I bought the upgrade from Parallels 3 to Parallels 4, and converted the BootCamp on my wife's Mac Book to use Parallels (figuring it best to try on her Mac, rather than my main development Mac!). This went well; so I took the plunge and converted my Boot Camp on my Mac Book Pro using a new (non-upgrade) Parallels 4; this also went well. Phew! :)

However... I then found that I'd installed Parallels for Boot Camp slightly wrong for my wife's machine, and had to track-down instructions on how to enable parallels for her when logged on as her (not just when logged-on as me!). The solution was a pain, and required me to change her account to be an admin account (something that is not documented in the instructions I followed...); but at least it all works now and she can do most of her work now in Mac OS!

You might wonder why I went through all this hassle. The primary reasons are that Mac OS is a lot faster to start-up, and the battery lasts longer in MacOS. I have to do a lot of development work in Mac OS and Windows; and it is a pain to have to reboot between the two; so if I can use Mac OS has my main base, and use Windows whenever I need to, then that saves me a lot of time week-by-week. In the case of my wife, she needs to use Windows for only one thing, which is some Internet Explorer magic to do access her office network. We have found that Open Office 3.1 now lets her open and edit all of her work-related documents, without the need for Microsoft Windows; and she can work the same way in both MacOS and Windows.

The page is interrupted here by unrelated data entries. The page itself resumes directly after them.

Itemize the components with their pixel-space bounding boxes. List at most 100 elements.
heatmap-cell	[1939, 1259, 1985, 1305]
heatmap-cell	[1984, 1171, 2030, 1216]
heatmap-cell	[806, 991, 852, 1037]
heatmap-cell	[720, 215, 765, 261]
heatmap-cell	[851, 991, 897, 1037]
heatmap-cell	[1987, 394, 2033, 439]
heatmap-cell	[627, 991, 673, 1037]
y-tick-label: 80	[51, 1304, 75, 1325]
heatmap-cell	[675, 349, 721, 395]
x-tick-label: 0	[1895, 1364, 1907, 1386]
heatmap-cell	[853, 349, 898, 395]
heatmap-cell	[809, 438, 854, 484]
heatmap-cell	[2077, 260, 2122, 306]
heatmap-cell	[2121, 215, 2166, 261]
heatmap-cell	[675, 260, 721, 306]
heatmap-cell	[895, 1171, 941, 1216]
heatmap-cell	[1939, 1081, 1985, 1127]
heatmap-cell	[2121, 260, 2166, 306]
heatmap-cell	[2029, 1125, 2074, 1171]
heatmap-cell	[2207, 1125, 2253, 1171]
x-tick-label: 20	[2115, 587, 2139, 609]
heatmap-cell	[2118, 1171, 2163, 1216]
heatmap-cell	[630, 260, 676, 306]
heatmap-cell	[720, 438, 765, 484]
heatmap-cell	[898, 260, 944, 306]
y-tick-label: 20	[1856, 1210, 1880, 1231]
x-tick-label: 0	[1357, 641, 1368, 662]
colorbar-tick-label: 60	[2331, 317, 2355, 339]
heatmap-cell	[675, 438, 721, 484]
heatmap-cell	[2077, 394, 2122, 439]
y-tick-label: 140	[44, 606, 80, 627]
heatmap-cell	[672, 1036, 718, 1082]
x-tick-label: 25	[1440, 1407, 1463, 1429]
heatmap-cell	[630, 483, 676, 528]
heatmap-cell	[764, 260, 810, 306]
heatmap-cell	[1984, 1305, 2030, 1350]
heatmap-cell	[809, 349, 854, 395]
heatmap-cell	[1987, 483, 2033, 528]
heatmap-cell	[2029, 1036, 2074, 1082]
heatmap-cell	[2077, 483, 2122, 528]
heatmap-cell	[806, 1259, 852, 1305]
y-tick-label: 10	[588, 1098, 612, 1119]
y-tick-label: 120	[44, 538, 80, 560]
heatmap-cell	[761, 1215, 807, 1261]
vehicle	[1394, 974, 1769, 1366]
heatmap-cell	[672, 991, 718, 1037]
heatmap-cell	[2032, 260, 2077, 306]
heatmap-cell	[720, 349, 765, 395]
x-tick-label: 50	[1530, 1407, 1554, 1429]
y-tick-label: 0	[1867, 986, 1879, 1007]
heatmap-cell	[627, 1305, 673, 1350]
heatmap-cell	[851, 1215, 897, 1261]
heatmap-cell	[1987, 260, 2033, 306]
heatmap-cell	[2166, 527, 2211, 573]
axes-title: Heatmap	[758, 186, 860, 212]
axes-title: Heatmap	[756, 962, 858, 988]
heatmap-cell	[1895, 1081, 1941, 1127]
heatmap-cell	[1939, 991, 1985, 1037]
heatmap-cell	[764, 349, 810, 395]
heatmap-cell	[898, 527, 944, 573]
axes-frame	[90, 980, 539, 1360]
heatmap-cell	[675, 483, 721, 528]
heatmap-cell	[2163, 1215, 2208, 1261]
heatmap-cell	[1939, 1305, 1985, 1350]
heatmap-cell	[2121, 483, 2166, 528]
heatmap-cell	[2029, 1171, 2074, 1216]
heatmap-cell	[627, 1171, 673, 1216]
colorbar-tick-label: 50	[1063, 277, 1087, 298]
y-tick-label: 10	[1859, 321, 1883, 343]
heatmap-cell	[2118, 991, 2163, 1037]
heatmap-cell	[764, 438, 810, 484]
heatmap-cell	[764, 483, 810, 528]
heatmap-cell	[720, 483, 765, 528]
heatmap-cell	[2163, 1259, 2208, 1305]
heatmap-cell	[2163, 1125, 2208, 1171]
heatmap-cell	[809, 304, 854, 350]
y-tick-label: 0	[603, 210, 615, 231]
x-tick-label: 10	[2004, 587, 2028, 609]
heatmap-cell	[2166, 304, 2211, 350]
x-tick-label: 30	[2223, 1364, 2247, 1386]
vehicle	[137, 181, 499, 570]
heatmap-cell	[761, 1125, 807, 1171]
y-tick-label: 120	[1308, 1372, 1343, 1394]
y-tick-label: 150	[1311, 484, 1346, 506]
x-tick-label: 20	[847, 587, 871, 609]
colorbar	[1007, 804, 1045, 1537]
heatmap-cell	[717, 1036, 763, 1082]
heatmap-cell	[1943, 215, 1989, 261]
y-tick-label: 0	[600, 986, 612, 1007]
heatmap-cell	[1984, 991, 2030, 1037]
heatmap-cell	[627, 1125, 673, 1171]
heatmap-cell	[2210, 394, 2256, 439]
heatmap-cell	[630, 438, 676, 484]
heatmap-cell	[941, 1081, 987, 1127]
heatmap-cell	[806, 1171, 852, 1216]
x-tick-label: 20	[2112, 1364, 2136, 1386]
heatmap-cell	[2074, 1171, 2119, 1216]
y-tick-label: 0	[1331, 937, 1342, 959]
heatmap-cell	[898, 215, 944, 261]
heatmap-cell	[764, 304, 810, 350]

It seems that in the main, the tools that most people use most often are the web browser and office tools. We use Firefox for both Windows and Mac, and Open Office for both Windows and Mac; so the operating system is less relevant. This brings me back to secondary issues of speed of start-up and longer battery life; where the Mac wins.

I was also pretty impressed to find that even when booted into Mac OS, running Windows XP in the Parallels VM, I can use Visual Studio 2007 running Mixtikl in a Windows Mobile emulator, debugging real-time audio code without any audio break-up. That is partly because my Mac Book Pro is pretty fast, and also because Parallels 4 really does seem to offer great performance. I wonder when I'll next feel the need to boot-up via Boot Camp?

One more reason for using Windows XP under the Parallels VM, is that just last week I discovered the wonderful Spaces mode in Mac OS, which gives me a dead-easy to use Virtual Desktop. This works brilliantly for me, and has already transformed my development process. There is no build-in virtual windowing mode that I can see in Windows XP, which has long frustrated me... anyways, Spaces also works very well with an external monitor, and/or when using Windows via the Parallels VM. Great software!

2 comments:

Umcorps said...

Or you could have tried Virtual Box (http://www.virtualbox.org/).

Pros - it's open source, great price (ie free), very resource efficient and seems to me to be quicker from launch to XP desktop than Parallels (v2!) is on my machines. Works with external hardware well, even recognises my USB controller keyboard.

Cons - you can't use the Boot Camp XP installation folder as your guest OS. You have to install guest OSs from within the Virtual Box environment which can be an irritation regarding XP authorisation etc if you already have a Boot Camp installation.

And did I mention that it's a good price? :-)

Pete Cole said...

Good advice! Yes, I thought about using Virtual Box; but really wanted to have the option of using Boot Camp as an alternative (without having to install two copies of Windows!). It is certainly a good price. :)

Just to re-state that using Spaces with Mac OS makes using a VM even easier - tremendous, that is such a great feature!

I wonder if Mac OS in future might contain Virtual Box, or an equivalent, built-in?